If you write words on the internet, you've heard of ChatGPT.
We've all seen the horror stories about how it's going to take our jobs, or posts about people using it to 10x their work. It's pretty fair to say that everyone is paying attention to AI right now.
But I don't think people are really ready for the sea of change that's about to sweep us. This isn't about a few jobs here or there; this is about a fundamental change to how we view and interact with content.
But first, some history.
The 90s
Tamogotchis. Pokemon. Schwarzenegger is making great movies. It was a time where the worst thing a President could do is lie about getting laid in the White House. A better time.
But not for creators.
Back then, as a creator if you wanted people to see your words, then you better go get a job buddy.
Perhaps you wrote news for a paper, or presented shows on telly, or wrote books (reviewed and edited by a publisher of course). Your only avenue to the masses was through a gatekeeper. And boy, did they know it.
Then the internet happened.
The rise of the influencer
It's the early naughties, and the internet has changed everything.
Now, you don't need an editor. You have WordPress. You don't need a TV production company. You have YouTube. You don't need a publisher. You have Amazon.
The flood gates open, and suddenly, all you need is great content + an internet connection. That's all, and you're off to the races.
There's no middlemen, and you can have a direct relationship with your audience. And it's here that we've pretty much sat for the last twenty years.
Sure, influencers come and go. We've had the rise of Twitch streamers, Joe Rogan, and Mr Breast - but the fundamentals are the same.
It's you and your audience directly speaking together.
Until now.
AI enters the chat
My bet with AI is not that it's going to replace all human writers. Although, it's definitely going to replace some cough SEO bloggers cough.
My bet with AI is that your relationship with your audience is going to start to look like this.
Here are the key concepts.
Personalised like never before
Instead of the creator talking directly to their audience, the creator is going to talk to an AI.
And it's that AI model which is going to talk your audience; using a different tone of voice, different snippets of content, different jokes - all completely personalised on their personality and preferences.
Instead of reading the local news about a fire in Bristol, that's completely impersonal, imagine this.
You get an alert on your phone. Marius (your best friend) was at the fire in Bristol. With an article generated for you talking about the fire, but also including comments from Marius and imagery (all taken from his Instagram post about the fire.
Everything will be multi-media
You might have even seen the new advances in AI voices. But you've probably not seen the insane advanced in dubbing.
Imagine watching the Joe Rogan podcast in Spanish, not dubbed, but actually Joe Rogan's mouth moving and speaking in his voice. Imagine watching Blank Panther with subtitles because they are speaking Xhosa.
But it won't just be audio.
It's your content, and it'll be served to you however you like it. Let's say you don't have time to read The 4-Hour Workweek.

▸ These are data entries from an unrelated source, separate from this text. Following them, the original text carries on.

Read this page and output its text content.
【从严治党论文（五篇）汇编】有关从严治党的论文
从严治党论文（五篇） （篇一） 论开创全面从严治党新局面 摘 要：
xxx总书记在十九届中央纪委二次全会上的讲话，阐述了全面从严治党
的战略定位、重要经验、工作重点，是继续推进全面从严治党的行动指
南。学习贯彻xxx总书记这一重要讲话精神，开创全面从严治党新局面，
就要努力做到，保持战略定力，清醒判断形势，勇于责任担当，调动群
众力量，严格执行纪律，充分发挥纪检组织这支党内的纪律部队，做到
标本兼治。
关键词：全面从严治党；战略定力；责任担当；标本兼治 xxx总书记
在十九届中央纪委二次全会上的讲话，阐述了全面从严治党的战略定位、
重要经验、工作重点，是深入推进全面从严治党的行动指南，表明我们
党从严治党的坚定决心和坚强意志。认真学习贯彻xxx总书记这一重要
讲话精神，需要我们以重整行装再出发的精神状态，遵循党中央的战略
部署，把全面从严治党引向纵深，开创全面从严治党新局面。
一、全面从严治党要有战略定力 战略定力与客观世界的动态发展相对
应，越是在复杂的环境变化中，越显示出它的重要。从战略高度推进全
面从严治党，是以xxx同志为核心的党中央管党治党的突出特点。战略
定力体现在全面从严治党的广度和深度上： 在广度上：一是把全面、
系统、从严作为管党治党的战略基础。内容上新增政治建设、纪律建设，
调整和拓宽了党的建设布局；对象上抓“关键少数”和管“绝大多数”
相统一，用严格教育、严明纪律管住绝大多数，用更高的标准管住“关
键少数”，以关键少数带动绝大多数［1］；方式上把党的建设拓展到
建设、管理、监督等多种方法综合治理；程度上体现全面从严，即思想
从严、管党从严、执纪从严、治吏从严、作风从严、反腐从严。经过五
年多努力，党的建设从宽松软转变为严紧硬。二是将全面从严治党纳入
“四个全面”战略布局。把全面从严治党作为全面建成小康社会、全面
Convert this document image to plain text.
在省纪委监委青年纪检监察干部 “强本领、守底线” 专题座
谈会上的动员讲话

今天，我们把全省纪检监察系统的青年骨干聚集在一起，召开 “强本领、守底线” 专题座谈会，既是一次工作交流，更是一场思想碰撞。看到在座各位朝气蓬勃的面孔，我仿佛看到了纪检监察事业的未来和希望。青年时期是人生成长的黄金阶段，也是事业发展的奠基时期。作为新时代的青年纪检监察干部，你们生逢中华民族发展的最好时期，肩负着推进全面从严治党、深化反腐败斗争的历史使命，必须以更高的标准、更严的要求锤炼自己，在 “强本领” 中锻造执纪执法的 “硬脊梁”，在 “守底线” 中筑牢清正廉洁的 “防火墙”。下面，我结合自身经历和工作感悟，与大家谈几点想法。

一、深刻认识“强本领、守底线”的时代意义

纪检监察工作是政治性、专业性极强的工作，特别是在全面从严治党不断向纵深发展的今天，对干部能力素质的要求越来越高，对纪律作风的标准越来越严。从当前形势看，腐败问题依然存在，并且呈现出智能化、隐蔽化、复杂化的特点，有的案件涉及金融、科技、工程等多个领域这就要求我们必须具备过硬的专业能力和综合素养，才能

No problem, here's the CliffsNotes version. Or as a podcast. Or as a broadway play featuring Tim Ferriss and Plato.
The difference between a book, or a podcast, or a checklist will be trivial for the AI. The only limit for the format of your content is the limit of your imagination.
You'll talk back
You might have noticed in the last image that the arrows are bi-directional. You clever sausage.
That's because for the first time ever, the audience will truly be able to interact with the creator.
Every podcast will have a chatbot subscription. You'll complete a course on advanced mathematics, and then be able to discuss the parts you don't understand with AI tutor who's been trained on the course material.
We're going to live in a world where education goes back to being a two-way street. And perhaps finally having an answer to the two-sigma problem.
Obviously, it's early days and I'm not Nostradamus. I don't have the facial hair, and I've been wrong before.
But this feels different to crypto and other technological advances we've seen. This feels big. And when big technological change comes, it usually means the earth rumbles.
I'm excited to see what we build with it.